Only the second story, “Amy Carter‘s Fabulous Dream Adventure,” misfires. It’s also the only one that’s presented as a fantasy: Little Amy (Carly Tamer) dreams that her predecessor-idol Susan Ford (Betsy Morgan) will help her free the hostages in Iran, with little or no help from their respective mothers, Rosalynn (Rachel Bay Jones) and Betty (Alison Fraser).

It’s silly stuff. Also, this is the only segment that features any Democrats, Rosalyn and Amy Carter, which works to expose LaChiusa’s political stripes: The Democrats are much nicer than the Republican women. In fact, Nancy Reagan — Patti describes her as “the blowjob queen” of Hollywood — might want to sue.

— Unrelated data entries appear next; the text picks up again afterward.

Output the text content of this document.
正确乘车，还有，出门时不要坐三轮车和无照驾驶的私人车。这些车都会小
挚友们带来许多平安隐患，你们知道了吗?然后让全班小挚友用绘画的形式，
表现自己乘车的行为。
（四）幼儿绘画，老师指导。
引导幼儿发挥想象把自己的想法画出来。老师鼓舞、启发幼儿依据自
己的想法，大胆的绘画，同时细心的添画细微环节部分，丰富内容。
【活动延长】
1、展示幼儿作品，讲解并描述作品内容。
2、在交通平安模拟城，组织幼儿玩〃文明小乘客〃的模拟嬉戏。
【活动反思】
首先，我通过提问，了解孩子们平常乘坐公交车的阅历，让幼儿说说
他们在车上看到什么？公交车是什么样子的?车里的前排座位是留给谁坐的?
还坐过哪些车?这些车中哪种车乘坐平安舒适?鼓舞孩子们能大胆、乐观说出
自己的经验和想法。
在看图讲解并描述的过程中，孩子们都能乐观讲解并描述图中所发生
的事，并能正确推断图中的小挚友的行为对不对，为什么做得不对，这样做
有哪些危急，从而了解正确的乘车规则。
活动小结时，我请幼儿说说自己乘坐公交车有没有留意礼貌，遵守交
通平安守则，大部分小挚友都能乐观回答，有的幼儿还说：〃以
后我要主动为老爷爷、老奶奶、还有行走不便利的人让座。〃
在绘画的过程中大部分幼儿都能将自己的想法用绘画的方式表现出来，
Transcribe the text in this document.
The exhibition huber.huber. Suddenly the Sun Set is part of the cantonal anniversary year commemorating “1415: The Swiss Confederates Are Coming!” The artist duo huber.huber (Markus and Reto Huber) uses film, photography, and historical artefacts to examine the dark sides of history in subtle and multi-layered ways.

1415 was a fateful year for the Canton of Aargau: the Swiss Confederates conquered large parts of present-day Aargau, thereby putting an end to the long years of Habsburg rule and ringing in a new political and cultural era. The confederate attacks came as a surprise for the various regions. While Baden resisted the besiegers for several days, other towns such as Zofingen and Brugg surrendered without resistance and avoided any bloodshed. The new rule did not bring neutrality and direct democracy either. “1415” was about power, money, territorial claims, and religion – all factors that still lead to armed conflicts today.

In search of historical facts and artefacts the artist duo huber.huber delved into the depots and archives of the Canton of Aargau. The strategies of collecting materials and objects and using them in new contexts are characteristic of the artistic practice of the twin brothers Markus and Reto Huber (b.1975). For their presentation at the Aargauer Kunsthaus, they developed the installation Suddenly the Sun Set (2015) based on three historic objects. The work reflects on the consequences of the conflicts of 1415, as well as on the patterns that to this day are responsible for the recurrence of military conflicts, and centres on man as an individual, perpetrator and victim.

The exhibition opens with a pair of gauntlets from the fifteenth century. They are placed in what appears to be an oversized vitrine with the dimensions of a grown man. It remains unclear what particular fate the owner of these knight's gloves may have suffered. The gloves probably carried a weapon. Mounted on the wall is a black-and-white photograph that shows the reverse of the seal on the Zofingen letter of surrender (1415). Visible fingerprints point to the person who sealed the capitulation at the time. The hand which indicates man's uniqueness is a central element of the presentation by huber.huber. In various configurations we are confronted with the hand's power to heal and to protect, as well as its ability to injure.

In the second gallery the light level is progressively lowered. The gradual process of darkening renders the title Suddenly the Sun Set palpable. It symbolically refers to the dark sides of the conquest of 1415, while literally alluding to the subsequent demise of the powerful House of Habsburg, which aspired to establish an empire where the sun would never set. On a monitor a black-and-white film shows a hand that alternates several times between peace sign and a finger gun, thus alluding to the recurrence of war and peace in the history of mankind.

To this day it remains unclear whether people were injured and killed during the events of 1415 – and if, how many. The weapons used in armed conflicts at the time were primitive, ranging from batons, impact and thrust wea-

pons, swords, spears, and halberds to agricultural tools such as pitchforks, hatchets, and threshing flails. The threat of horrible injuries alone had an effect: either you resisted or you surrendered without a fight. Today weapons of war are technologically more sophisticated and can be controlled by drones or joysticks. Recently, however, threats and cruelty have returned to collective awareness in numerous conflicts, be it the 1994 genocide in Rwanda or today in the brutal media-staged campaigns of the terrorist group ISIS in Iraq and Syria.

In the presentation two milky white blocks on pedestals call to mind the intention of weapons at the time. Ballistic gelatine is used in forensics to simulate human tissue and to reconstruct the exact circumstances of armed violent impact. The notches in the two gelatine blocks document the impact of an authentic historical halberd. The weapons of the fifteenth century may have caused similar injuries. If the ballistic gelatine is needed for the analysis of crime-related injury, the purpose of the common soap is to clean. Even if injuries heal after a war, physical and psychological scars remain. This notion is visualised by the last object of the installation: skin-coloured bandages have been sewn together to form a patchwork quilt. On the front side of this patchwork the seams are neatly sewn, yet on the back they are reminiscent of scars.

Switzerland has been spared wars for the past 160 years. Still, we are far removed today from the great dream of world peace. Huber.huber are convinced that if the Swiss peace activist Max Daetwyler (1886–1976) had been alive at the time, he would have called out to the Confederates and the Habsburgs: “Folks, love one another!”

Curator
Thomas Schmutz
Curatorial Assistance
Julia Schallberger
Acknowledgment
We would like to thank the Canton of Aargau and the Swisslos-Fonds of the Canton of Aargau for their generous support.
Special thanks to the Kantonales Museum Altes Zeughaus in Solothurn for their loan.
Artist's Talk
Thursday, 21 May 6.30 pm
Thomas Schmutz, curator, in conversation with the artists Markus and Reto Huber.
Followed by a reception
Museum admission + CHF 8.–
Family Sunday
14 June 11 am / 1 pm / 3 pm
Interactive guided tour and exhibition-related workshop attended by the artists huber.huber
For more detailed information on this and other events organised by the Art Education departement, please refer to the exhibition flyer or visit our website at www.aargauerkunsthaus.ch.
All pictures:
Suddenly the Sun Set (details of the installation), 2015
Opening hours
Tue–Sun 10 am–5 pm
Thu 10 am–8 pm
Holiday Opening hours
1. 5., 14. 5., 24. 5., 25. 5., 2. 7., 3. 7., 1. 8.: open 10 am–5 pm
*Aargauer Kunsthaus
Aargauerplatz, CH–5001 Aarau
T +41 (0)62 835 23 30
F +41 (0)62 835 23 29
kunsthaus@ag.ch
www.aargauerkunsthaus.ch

In other words, liberals will enjoy this show more than conservatives. For everyone in between, “Suite” offers real drama played out against a backdrop of grand opera.

In addition to being a great storyteller, LaChiusa knows how to pick his orchestrators, Michael Starobin and Bruce Coughlin. You may find yourself listening to the orchestra when you should be following the vocal line. Melody isn’t always of prime concern, especially for composers of the 20th century.

The problem here is that LaChiusa seems to be trying to write melodies, but even when he produces bubblegum music for the Amy Carter character, the tune falls flat. His vocal lines often features octave jumps that aren’t so much dramatic as they are awkward, more discomforting than dissonant — especially for the performers.

“Patti by the Pool” contains the most spoken dialogue, the least music, which is definitely for the better.

The fine ensemble of actors is directed with finesse by Kirsten Sanderson.